Ketika cairan kontranya masuk ke uterus, kemudian di Rontgen rasanya mules seperti saat mensturasi. Tetapi menurut saya, lebih mules HSG di banding mensturasi. Mules ini sebagai akibat dari adanya cairan yang masuk ke uterus.

Karena tidak ada masalah yang cukup serius ketika tes, rasa sakitnya bisa saya tahan dan keadaan saya baik-baik saja, saya tidak di berikan obat. Tetapi jika mengalami sakit atau keluhan lainnya, saya direkomendasikan untuk membeli obat yang telah di resepkan untuk meredakan rasa sakit.

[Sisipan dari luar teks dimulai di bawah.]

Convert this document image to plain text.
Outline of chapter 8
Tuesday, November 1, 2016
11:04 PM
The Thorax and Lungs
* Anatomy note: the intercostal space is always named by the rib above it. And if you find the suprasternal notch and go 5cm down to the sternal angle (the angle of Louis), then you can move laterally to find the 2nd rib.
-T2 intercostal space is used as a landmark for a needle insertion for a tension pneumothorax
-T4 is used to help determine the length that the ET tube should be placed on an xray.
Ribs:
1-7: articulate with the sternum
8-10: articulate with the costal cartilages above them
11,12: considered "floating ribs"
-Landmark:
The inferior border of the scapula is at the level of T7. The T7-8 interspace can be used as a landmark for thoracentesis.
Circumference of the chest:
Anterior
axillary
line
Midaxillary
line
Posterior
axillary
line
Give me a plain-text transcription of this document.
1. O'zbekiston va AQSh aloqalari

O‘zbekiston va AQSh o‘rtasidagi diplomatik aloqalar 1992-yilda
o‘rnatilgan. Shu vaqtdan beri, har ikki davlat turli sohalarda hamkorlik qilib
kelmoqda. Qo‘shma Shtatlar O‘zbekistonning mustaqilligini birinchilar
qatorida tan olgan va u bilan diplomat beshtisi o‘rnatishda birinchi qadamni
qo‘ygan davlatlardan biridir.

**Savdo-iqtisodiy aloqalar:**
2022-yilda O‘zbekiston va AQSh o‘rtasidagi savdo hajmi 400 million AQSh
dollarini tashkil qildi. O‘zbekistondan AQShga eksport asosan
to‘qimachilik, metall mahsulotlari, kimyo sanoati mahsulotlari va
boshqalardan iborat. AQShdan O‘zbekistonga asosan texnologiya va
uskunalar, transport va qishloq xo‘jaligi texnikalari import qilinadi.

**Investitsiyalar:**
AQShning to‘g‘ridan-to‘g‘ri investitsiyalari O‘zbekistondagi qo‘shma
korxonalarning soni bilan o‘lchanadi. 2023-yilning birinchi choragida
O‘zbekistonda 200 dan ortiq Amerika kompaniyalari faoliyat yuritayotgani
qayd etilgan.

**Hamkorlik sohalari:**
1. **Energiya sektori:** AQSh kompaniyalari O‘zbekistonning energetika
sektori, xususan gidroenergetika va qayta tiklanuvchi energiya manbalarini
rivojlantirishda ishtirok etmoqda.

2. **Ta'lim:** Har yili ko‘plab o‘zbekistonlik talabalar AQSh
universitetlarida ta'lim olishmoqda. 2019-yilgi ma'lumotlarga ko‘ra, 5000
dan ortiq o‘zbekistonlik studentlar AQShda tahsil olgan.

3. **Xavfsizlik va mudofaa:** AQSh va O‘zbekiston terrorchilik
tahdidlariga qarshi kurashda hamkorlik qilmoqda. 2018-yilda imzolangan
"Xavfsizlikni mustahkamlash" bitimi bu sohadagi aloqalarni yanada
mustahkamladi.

Beberapa hal yang perlu di persiapkan ketika HSG

Hal apa saja yang perlu dip ersiapkan sebelum melaksanakan tes HSG

  1. Ketika tes HSG sebaiknya menggunakan baju atasan dan bawahan, jangan menggunakan baju terusan.
  2. Menghitung siklus mensturasi
  3. Membawa sarung
  4. Membawa tisu
  5. Persiapkan mental yang kuat agar ketika pelaksana tes tetap tenang.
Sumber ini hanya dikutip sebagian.